Korakuen Stadium also hosted the Mirage Bowl from 1977 to 1979.

== Concert venue ==
Korakuen was the site of the all-day "For Freedom" show, on April 4, 1978, which was the marathon farewell performance by Japanese girl group Candies. On July 23 of that same year, Pink Lady performed in front of over 100,000 fans at the stadium. Three years later on March 31, 1981, Pink Lady returned to perform their final concert at the time.

On June 20–22, 1987, Madonna sold all of the 65,000 available tickets for three concerts (around 21,600 per show) on the Who's That Girl World Tour in a few hours. The second night was shown on TV in Japan and was later released on VHS and LaserDisc.
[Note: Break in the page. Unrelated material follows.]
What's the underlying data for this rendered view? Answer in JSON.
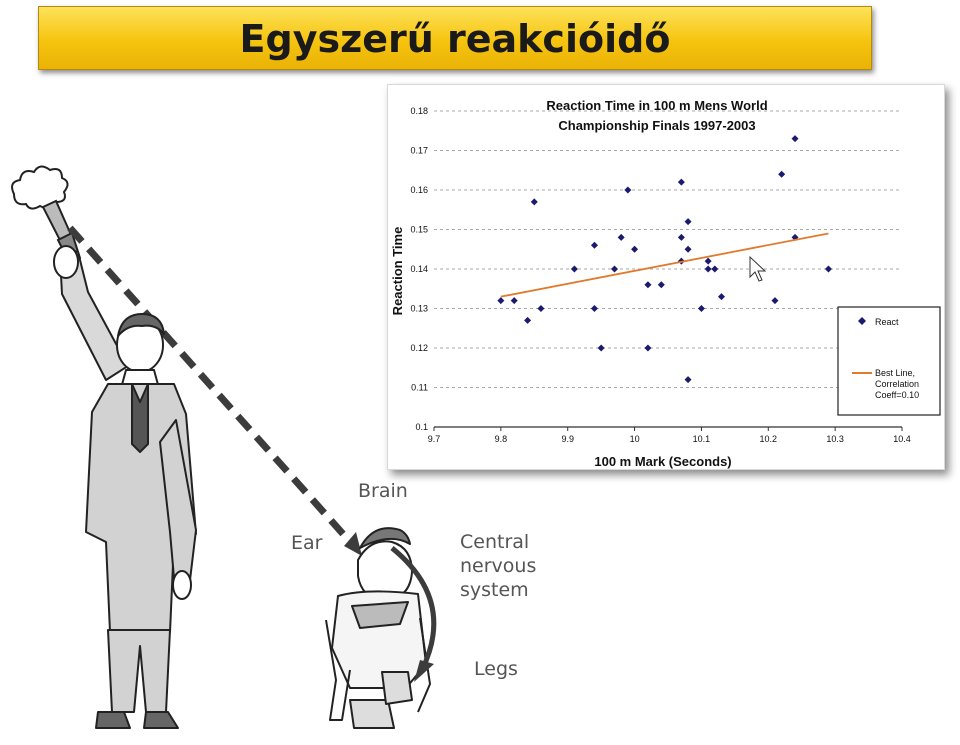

Michael Jackson kicked off the Bad World Tour, his first tour as a solo artist, with three sold-out concerts in September 12-13-14, 1987, at the stadium, with total attendance of 135,000. (about 45,000 per show)

== Closure and demolition ==
Korakuen Stadium closed on November 8, 1987, and demolition began the next day, which was completed in February 1988. The former site of the right-center field area is now occupied by a high-rise, the Tokyo Dome Hotel. The remainder of the former ballpark site is a plaza for the Tokyo Dome and the hotel.